5.1.1 Adding data in sandbox
Introduction
After creating the sandbox workspace, users must populate it with relevant data from the production schema. This data population step ensures that the sandbox contains representative and consistent data needed for configuring and executing stress testing projects.
The data added typically includes source data from the atomic schema such as instrument-level exposures, reference dimensions, time series variables, lookup tables, and any other information required to compute metrics, run models, and analyze portfolios. Populating the sandbox with accurate and complete data is essential for meaningful simulations and valid output results.
Although the system provides a default data ingestion pipeline as part of sandbox creation, user intervention is still required to initiate the population process. Users can define whether to overwrite existing data (truncate and insert) or append to it.

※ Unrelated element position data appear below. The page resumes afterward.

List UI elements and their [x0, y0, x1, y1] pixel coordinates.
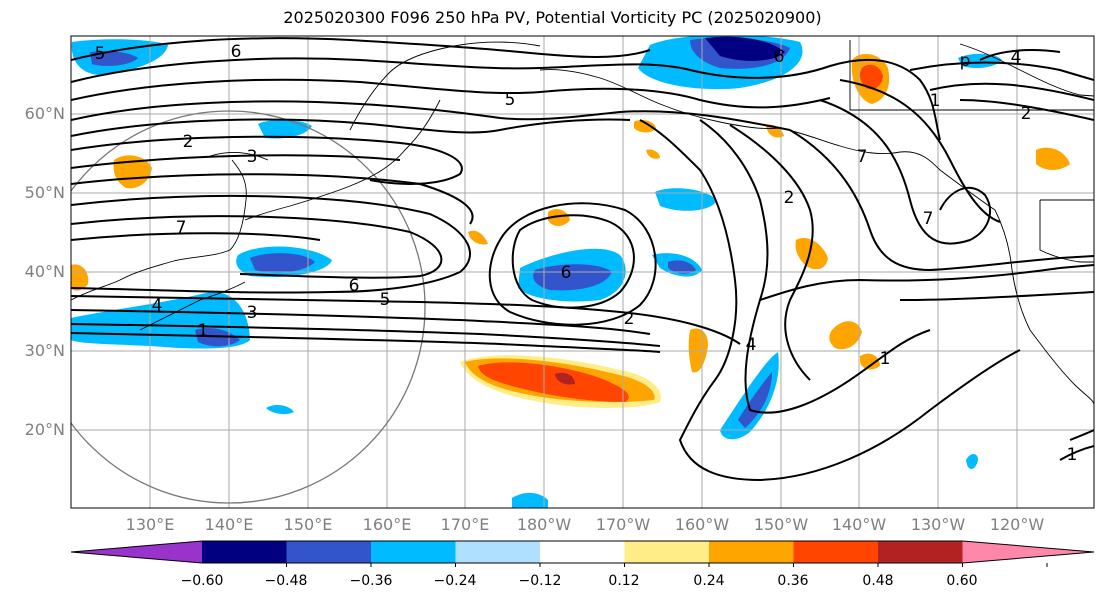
map-title: 2025020300 F096 250 hPa PV, Potential Vo…	[283, 8, 822, 27]
lon-label-140e: 140°E	[204, 515, 254, 534]
colorbar-tick-label: −0.48	[264, 573, 308, 589]
lon-label-150e: 150°E	[283, 515, 333, 534]
contour-label: 2	[784, 188, 795, 208]
contour-label: 1	[1067, 445, 1078, 465]
contour-label: 2	[1021, 104, 1032, 124]
coastlines	[71, 40, 1094, 406]
lat-label-50n: 50°N	[24, 183, 65, 202]
colorbar-tick-label: 0.60	[946, 573, 978, 589]
contour-label: 1	[880, 349, 891, 369]
lat-label-30n: 30°N	[24, 341, 65, 360]
colorbar-tick-label: 0.24	[693, 573, 725, 589]
contour-label: p	[960, 51, 971, 71]
contour-label: 7	[857, 147, 868, 167]
lon-label-150w: 150°W	[753, 515, 809, 534]
contour-label: 2	[624, 309, 635, 329]
colorbar-tick-label: −0.36	[349, 573, 393, 589]
lat-label-60n: 60°N	[24, 104, 65, 123]
contour-label: 1	[198, 321, 209, 341]
contour-label: 3	[247, 303, 258, 323]
contour-label: 2	[183, 132, 194, 152]
range-circle	[71, 110, 426, 504]
contour-labels: 5 6 6 2 3 7 6 6 5 4 3 1 5 2 2 4 7 2 7 1 …	[95, 42, 1078, 465]
contour-label: 4	[746, 335, 757, 355]
pv-contours	[71, 37, 1094, 482]
contour-label: 6	[349, 276, 360, 296]
lon-label-170e: 170°E	[440, 515, 490, 534]
contour-label: 6	[231, 42, 242, 62]
colorbar-tick-label: −0.60	[180, 573, 224, 589]
contour-label: 6	[561, 263, 572, 283]
contour-label: 7	[923, 209, 934, 229]
contour-label: 6	[774, 47, 785, 67]
lon-label-170w: 170°W	[595, 515, 651, 534]
colorbar-tick-label: −0.24	[433, 573, 477, 589]
lon-label-180w: 180°W	[516, 515, 572, 534]
lon-label-120w: 120°W	[989, 515, 1045, 534]
lon-label-160e: 160°E	[362, 515, 412, 534]
colorbar-tick-label: 0.12	[608, 573, 640, 589]
lat-label-40n: 40°N	[24, 262, 65, 281]
contour-label: 5	[505, 90, 516, 110]
contour-label: 5	[95, 44, 106, 64]
contour-label: 4	[152, 296, 163, 316]
colorbar-tick-label: −0.12	[518, 573, 562, 589]
contour-label: 1	[930, 91, 941, 111]
graticule	[71, 36, 1094, 508]
contour-label: 3	[247, 147, 258, 167]
lon-label-140w: 140°W	[831, 515, 887, 534]
lon-label-130e: 130°E	[125, 515, 175, 534]
lon-label-130w: 130°W	[910, 515, 966, 534]
contour-label: 5	[380, 290, 391, 310]
contour-label: 4	[1011, 48, 1022, 68]
colorbar-tick-label: 0.36	[777, 573, 809, 589]
lat-label-20n: 20°N	[24, 420, 65, 439]
colorbar-tick-label: 0.48	[862, 573, 894, 589]
contour-label: 7	[176, 218, 187, 238]
map-frame	[70, 35, 1095, 509]
lon-label-160w: 160°W	[674, 515, 730, 534]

They can also apply global or table-level filters, specify SQL conditions (for example, based on MISDATE), and optimize performance using JDBC properties and rejection thresholds.
This activity is not fully automated and is not triggered automatically when a stress testing project is initiated. It must be explicitly executed by the user. However, once a sandbox is populated, it can be reused for multiple stress testing cycles, as long as the data remains relevant. If fresh data is required for a new reporting period or simulation scenario, users must manually re-populate the sandbox with the updated dataset.
Performing this step ensures that the sandbox environment mirrors the necessary production data landscape, enabling accurate testing, validation, and analysis.